Holistic Wellness Approach and Mindset – Patrick described how he focuses on wellness programming and lifestyle change, rather than promoting only fitness. “An Elder may not connect with lifting weights,” he said. Patrick spends a lot of time on outreach, which was amplified during the pandemic when so many people were isolated. He also noted that the 7 Chiefs Sportsplex doesn’t necessarily make Tsuut’ina People feel comfortable to engage in the programming, especially if they view it as being created by white people.
Patrick’s efforts have helped community members recognize that physical activity can align with their interests, bring people together, and support healing. He partners with mental health and addictions organizations and initiates hikes as part of mental and physical well-being at Tsuut’ina Nation. Fitness programming that is more holistic and aligned with being active on the Land helps Indigenous People regain pieces of what they lost, in terms of traditional physical activities. Hunting, walking, hiking, and snowshoeing are examples of more traditional ways of moving one’s body.
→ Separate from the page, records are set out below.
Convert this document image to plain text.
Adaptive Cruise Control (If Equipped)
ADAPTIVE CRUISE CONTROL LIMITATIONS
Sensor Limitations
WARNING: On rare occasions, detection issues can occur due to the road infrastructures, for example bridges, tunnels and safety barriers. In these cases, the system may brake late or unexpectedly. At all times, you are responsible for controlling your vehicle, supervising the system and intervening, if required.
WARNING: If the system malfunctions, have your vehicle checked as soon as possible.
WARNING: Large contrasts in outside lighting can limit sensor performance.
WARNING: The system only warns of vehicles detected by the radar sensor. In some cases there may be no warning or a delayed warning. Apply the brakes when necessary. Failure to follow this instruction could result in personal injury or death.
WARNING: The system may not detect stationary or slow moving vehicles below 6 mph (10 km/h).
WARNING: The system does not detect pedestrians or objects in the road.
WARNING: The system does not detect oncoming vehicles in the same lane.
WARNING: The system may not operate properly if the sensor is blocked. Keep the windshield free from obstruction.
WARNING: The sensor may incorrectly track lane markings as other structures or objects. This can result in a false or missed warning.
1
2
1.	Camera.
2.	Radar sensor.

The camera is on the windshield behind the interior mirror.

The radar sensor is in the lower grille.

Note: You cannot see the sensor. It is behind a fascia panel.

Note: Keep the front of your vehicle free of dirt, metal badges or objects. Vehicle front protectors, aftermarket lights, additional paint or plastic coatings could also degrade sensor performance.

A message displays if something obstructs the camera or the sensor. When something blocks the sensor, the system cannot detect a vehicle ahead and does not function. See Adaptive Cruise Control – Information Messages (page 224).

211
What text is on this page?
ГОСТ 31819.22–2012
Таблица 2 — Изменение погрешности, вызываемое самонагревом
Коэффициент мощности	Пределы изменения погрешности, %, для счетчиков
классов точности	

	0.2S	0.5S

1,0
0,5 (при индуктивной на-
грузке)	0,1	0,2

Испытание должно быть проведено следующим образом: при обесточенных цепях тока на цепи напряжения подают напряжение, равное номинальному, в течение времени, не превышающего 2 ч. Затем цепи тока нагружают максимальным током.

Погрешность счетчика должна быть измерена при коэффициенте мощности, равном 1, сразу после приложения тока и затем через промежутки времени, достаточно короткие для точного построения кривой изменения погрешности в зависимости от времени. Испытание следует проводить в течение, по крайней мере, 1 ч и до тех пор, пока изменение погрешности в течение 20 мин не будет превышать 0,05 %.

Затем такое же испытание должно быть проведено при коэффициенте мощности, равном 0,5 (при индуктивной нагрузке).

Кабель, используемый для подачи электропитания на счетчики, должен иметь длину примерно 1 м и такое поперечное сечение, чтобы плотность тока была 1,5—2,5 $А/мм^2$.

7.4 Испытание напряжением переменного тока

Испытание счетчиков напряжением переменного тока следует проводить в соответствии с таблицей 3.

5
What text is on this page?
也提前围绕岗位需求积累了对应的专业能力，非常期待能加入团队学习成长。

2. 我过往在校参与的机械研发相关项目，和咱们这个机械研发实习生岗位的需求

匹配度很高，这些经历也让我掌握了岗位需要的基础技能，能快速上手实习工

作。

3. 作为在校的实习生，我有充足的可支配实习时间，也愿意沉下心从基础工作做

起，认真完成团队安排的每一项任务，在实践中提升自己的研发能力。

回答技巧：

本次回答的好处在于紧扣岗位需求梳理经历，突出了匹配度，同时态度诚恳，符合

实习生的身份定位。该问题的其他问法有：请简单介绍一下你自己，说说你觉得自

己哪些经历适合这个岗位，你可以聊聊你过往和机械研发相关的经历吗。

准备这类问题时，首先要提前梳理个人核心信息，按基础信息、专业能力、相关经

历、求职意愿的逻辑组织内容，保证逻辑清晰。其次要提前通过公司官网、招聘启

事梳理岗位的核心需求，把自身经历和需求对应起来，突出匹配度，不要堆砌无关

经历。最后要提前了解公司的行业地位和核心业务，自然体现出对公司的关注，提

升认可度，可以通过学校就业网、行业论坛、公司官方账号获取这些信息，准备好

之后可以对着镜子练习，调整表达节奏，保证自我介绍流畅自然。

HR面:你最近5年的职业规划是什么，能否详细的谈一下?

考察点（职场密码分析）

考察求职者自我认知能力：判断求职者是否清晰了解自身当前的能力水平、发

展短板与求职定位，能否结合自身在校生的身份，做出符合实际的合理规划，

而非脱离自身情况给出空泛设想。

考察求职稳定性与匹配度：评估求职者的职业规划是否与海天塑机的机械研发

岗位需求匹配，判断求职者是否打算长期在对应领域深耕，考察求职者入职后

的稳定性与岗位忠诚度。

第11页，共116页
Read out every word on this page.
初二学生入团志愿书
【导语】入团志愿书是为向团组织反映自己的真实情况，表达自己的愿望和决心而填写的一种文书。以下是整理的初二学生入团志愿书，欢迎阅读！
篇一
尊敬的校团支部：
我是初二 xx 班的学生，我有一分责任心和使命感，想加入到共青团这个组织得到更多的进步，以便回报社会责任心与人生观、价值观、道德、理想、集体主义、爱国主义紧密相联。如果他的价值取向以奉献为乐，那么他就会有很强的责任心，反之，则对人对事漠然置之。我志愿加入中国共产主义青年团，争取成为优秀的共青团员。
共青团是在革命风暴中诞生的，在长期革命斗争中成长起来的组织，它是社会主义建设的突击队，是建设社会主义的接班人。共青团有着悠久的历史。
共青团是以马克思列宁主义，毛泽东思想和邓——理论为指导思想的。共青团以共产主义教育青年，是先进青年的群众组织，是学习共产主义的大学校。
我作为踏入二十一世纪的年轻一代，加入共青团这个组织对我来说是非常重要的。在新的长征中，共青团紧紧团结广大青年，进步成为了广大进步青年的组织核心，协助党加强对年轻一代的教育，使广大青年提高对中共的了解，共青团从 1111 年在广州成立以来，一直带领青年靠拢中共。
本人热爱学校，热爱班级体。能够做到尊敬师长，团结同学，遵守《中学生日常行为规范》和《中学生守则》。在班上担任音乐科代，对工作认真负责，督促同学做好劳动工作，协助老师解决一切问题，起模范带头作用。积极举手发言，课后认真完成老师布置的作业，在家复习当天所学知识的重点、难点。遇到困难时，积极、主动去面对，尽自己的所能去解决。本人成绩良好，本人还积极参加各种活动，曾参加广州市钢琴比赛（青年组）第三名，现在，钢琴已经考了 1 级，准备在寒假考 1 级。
How Fitness Professionals Can Support Indigenous Communities
Partnerships, collaboration, and connection. It is important for non-Indigenous fit pros to reach out to Indigenous Leaders to respectfully partner together on providing fitness services. Natalie encouraged us to “be a good ally by educating yourself about the community you wish to serve.” She also suggested that if you have access to resources – fitness facilities and equipment – you could offer to share them with Indigenous communities that may be underserved.
Ensure you approach Indigenous stakeholders from a place of taking their lead to guide the arrangement to meet their community’s needs. It is disrespectful for a non-Indigenous individual to assume they know what an Indigenous community needs and wants. You must take the time to ask how you can help, listen to earn trust, and build a reciprocal relationship.
“We were put into this predicament because of colonialism. And that’s what we have to deal with, live with, and navigate,” Natalie reminded us. “But there’s incredible resiliency in our communities and Indigenous heroes who lead fitness and health programming.”
We at canfitpro are grateful to Jesse Benjamin, Patrick Gladue, and Natalie Paavola for taking the time to share their Experiences in Fitness with us. We look forward to continuing to build reciprocal relationships built on respect and trust.